« Nulle personne n’avait profané autant le Nom de Dieu, nulle personne n’avait humilié ainsi une tribu entière en Israël, tel que l’a fait hier le Maarakh [Gauche socialiste au pouvoir en 1977] à cet endroit. Ce que je vous demande c’est que demain, du matin au soir, vous organisiez une vaste campagne téléphonique. Ce qu’il faut impérativement faire, c’est que chacun appelle ses connaissances à Jérusalem, Haifa, Rishon Letsion, Ness Siona, Rehovot et Beer Sheva. Racontez-leur ce qu’a dit Doudou Topaz ! Tout le peuple d’Israël doit savoir. Cela se résume à une phrase: « les tsha’htsha’him [mot péjoratif désignant les Séfarades] sont tous avec les révisionnistes. » Nous sommes heureux qu’ils soient avec nous!«
Menahem Begin, 28 juin 1977
Ces mots concluent le célèbre discours de Begin, alors chef de l’opposition, en réponse aux propos insultants du comique Doudou Topaz, qui avait participé la veille à un meeting électoral de gauche. Topaz avait posé les bases de la séparation ethnique et morale entre Séfarades et Ashkénazes en Israël: les tsha’htsha’him, les Séfarades supposés barbares populaires, auraient le cœur à droite, alors que les Ashkénazes seraient à gauche. Ce discours de Begin est sans nul doute l’un des moments cardinaux de la politique israélienne, qui conduira à la prise du pouvoir par la droite pour la première fois de l’histoire d’Israël et accorda une visibilité inespérée aux Séfarades discriminés jusque-là en Israël.

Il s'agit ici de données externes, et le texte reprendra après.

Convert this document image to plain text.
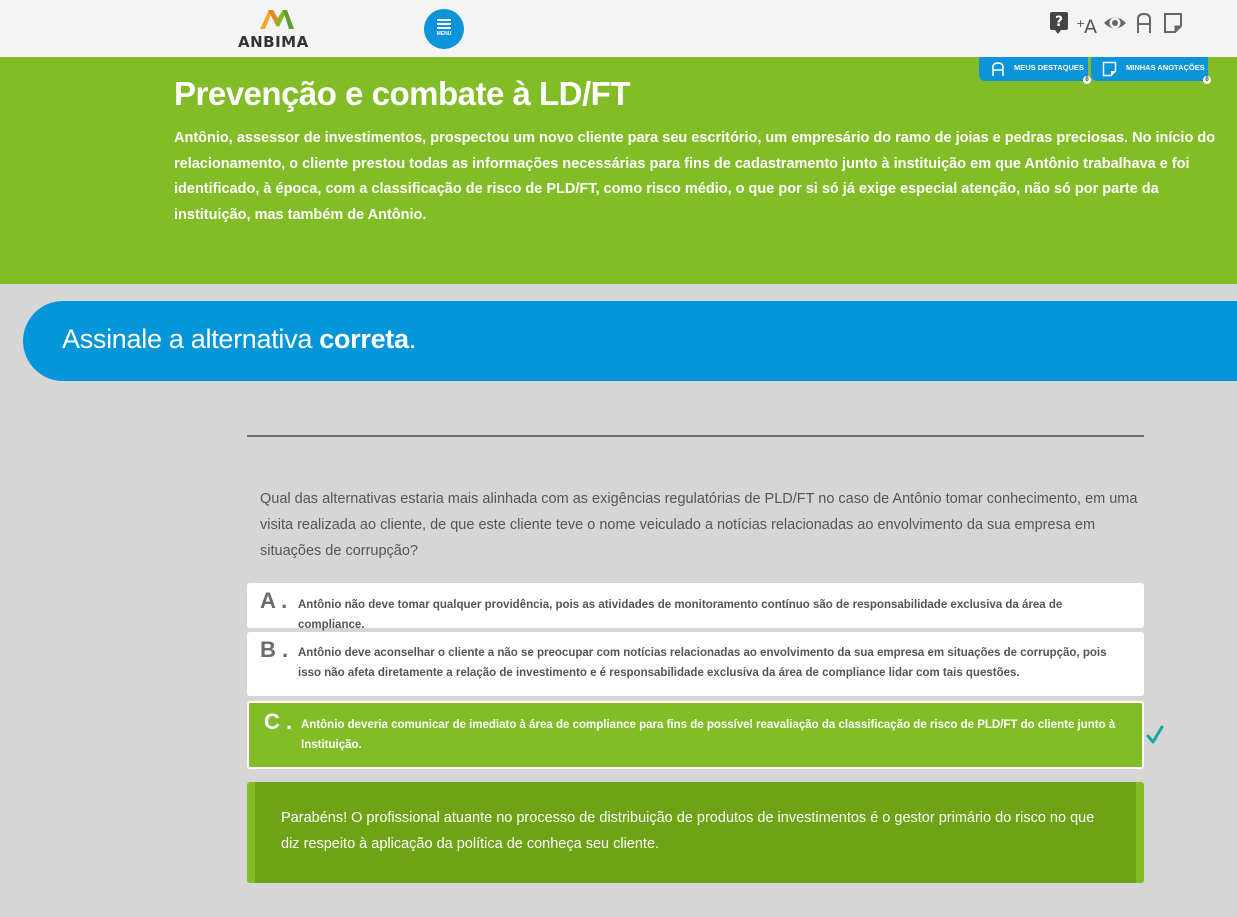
ANBIMA	MENU
? +
A
MEUS DESTAQUES
0
MINHAS ANOTAÇÕES
0
Prevenção e combate à LD/FT

Antônio, assessor de investimentos, prospectou um novo cliente para seu escritório, um empresário do ramo de joias e pedras preciosas. No início do relacionamento, o cliente prestou todas as informações necessárias para fins de cadastramento junto à instituição em que Antônio trabalhava e foi identificado, à época, com a classificação de risco de PLD/FT, como risco médio, o que por si só já exige especial atenção, não só por parte da instituição, mas também de Antônio.

Assinale a alternativa correta.
Qual das alternativas estaria mais alinhada com as exigências regulatórias de PLD/FT no caso de Antônio tomar conhecimento, em uma visita realizada ao cliente, de que este cliente teve o nome veiculado a notícias relacionadas ao envolvimento da sua empresa em situações de corrupção?
A . Antônio não deve tomar qualquer providência, pois as atividades de monitoramento contínuo são de responsabilidade exclusiva da área de compliance.
B . Antônio deve aconselhar o cliente a não se preocupar com notícias relacionadas ao envolvimento da sua empresa em situações de corrupção, pois isso não afeta diretamente a relação de investimento e é responsabilidade exclusiva da área de compliance lidar com tais questões.
C . Antônio deveria comunicar de imediato à área de compliance para fins de possível reavaliação da classificação de risco de PLD/FT do cliente junto à Instituição.
Parabéns! O profissional atuante no processo de distribuição de produtos de investimentos é o gestor primário do risco no que diz respeito à aplicação da política de conheça seu cliente.
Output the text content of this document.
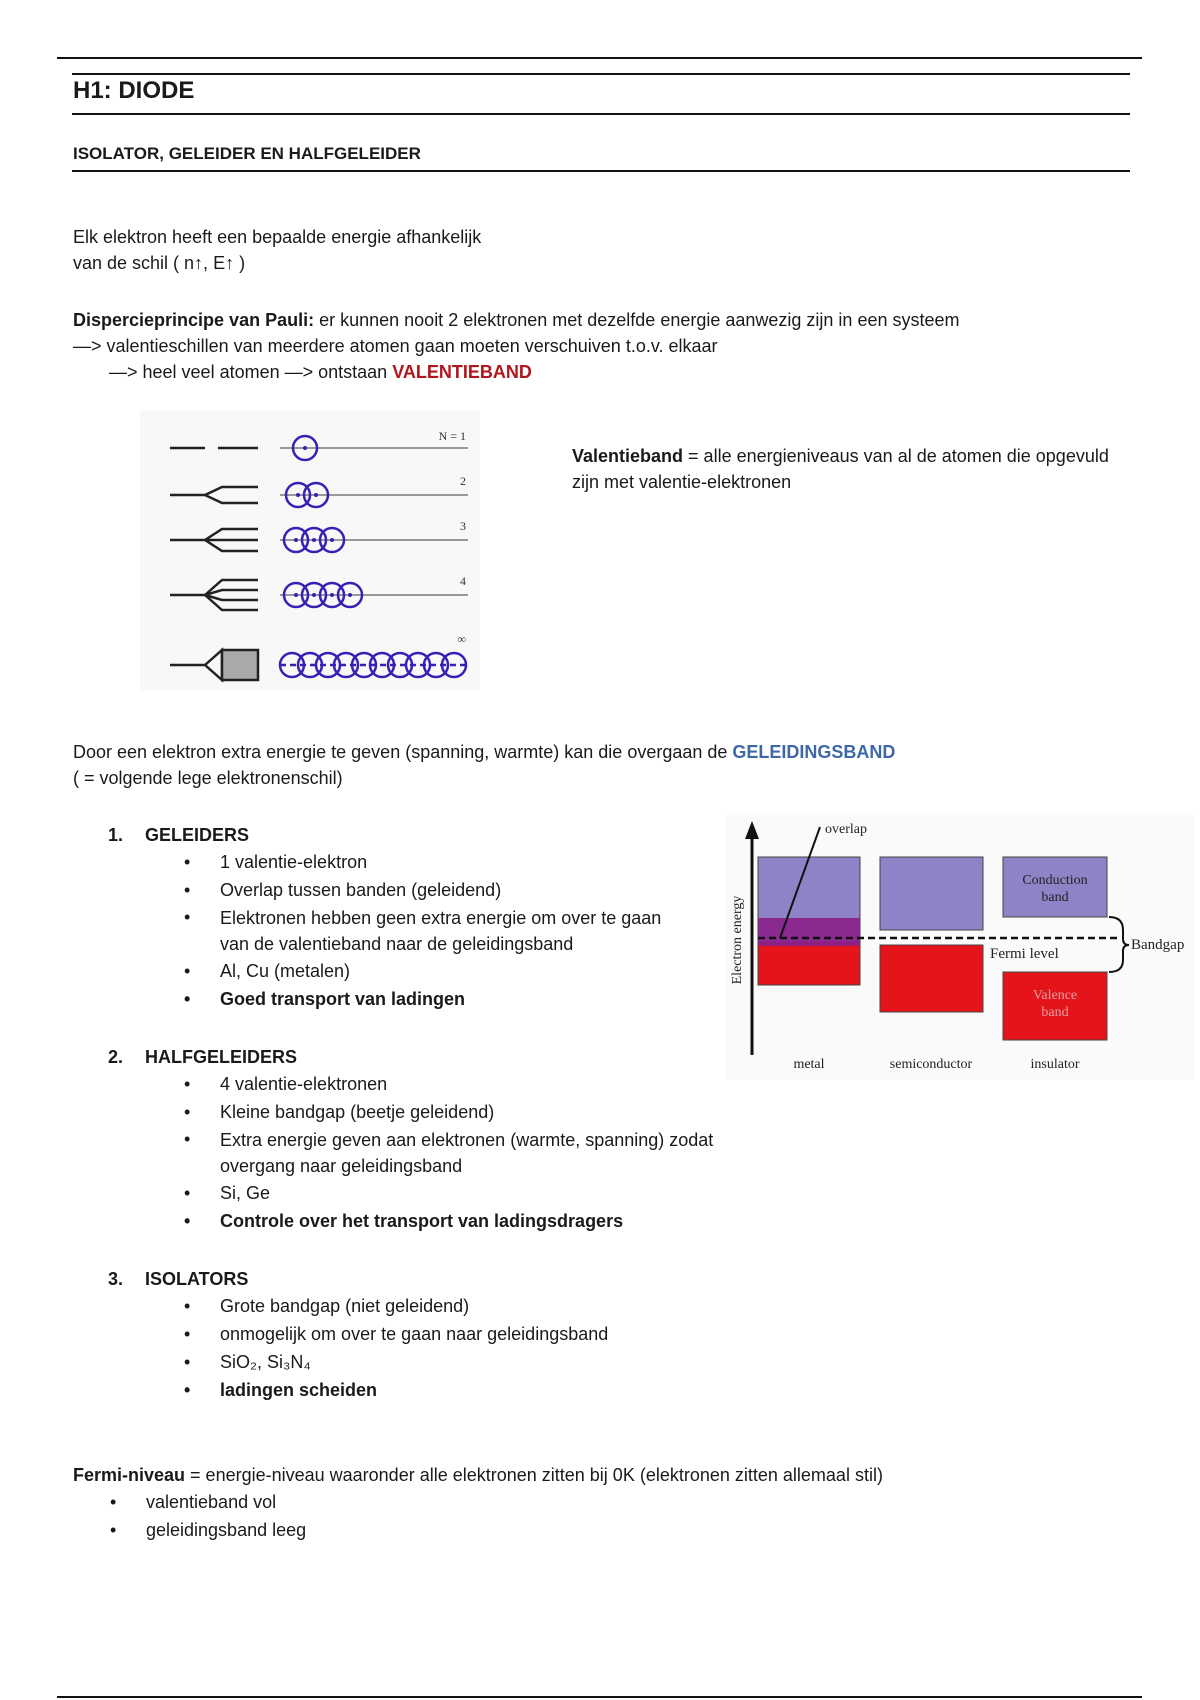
H1: DIODE
ISOLATOR, GELEIDER EN HALFGELEIDER
Elk elektron heeft een bepaalde energie afhankelijk
van de schil ( n↑, E↑ )
Dispercieprincipe van Pauli: er kunnen nooit 2 elektronen met dezelfde energie aanwezig zijn in een systeem
—> valentieschillen van meerdere atomen gaan moeten verschuiven t.o.v. elkaar
—> heel veel atomen —> ontstaan VALENTIEBAND
N = 1
2
3
4
∞
Valentieband = alle energieniveaus van al de atomen die opgevuld zijn met valentie-elektronen
Door een elektron extra energie te geven (spanning, warmte) kan die overgaan de GELEIDINGSBAND
( = volgende lege elektronenschil)
1. GELEIDERS
• 1 valentie-elektron
• Overlap tussen banden (geleidend)
• Elektronen hebben geen extra energie om over te gaan van de valentieband naar de geleidingsband
• Al, Cu (metalen)
• Goed transport van ladingen
2. HALFGELEIDERS
• 4 valentie-elektronen
• Kleine bandgap (beetje geleidend)
• Extra energie geven aan elektronen (warmte, spanning) zodat overgang naar geleidingsband
• Si, Ge
• Controle over het transport van ladingsdragers
3. ISOLATORS
• Grote bandgap (niet geleidend)
• onmogelijk om over te gaan naar geleidingsband
• SiO₂, Si₃N₄
• ladingen scheiden
Electron energy
overlap
Fermi level
Conduction band
Valence band
Bandgap
metal	semiconductor	insulator
Fermi-niveau = energie-niveau waaronder alle elektronen zitten bij 0K (elektronen zitten allemaal stil)
• valentieband vol
• geleidingsband leeg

Pendant des décennies, les Séfarades avaient lutté quasiment seuls contre des discriminations culturelles, politiques et économiques, souvent méconnues des Juifs de Diaspora. Contrairement aux politiques d’alyah à l’égard des Juifs occidentaux, seuls les Séfarades dans la force de l’âge obtenaient le droit de monter en Israël, devant abandonner les membres âgés ou malades de leurs familles. Contre leur gré et après leur avoir caché leur véritable destination, les Séfarades étaient transférés dans des villes reculées et des ghettos ethniques, alors que les Ashkénazes étaient dirigés vers les centres urbains et les kibboutzim. Seules des écoles professionnelles étaient construites dans les zones séfarades, stoppant l’ascenseur social et condamnant les Séfarades à être l’éternelle classe prolétaire d’Israël. Des affaires sordides et parfois encore non-résolues avaient également traumatisé les Séfarades, telle que des essais expérimentaux sur des enfants pour le traitement de la teigne1 ou la disparition encore inexpliquée d’au moins plusieurs centaines d’enfants yéménites et des pays arabes2 . Les premières révoltes avaient éclaté à Wadi Salib en 1959 contre les violences policières et pour une politique égalitaire et sociale. Elles avaient atteint leur summum avec les actions militantes des « panthères noires » (1971-1974).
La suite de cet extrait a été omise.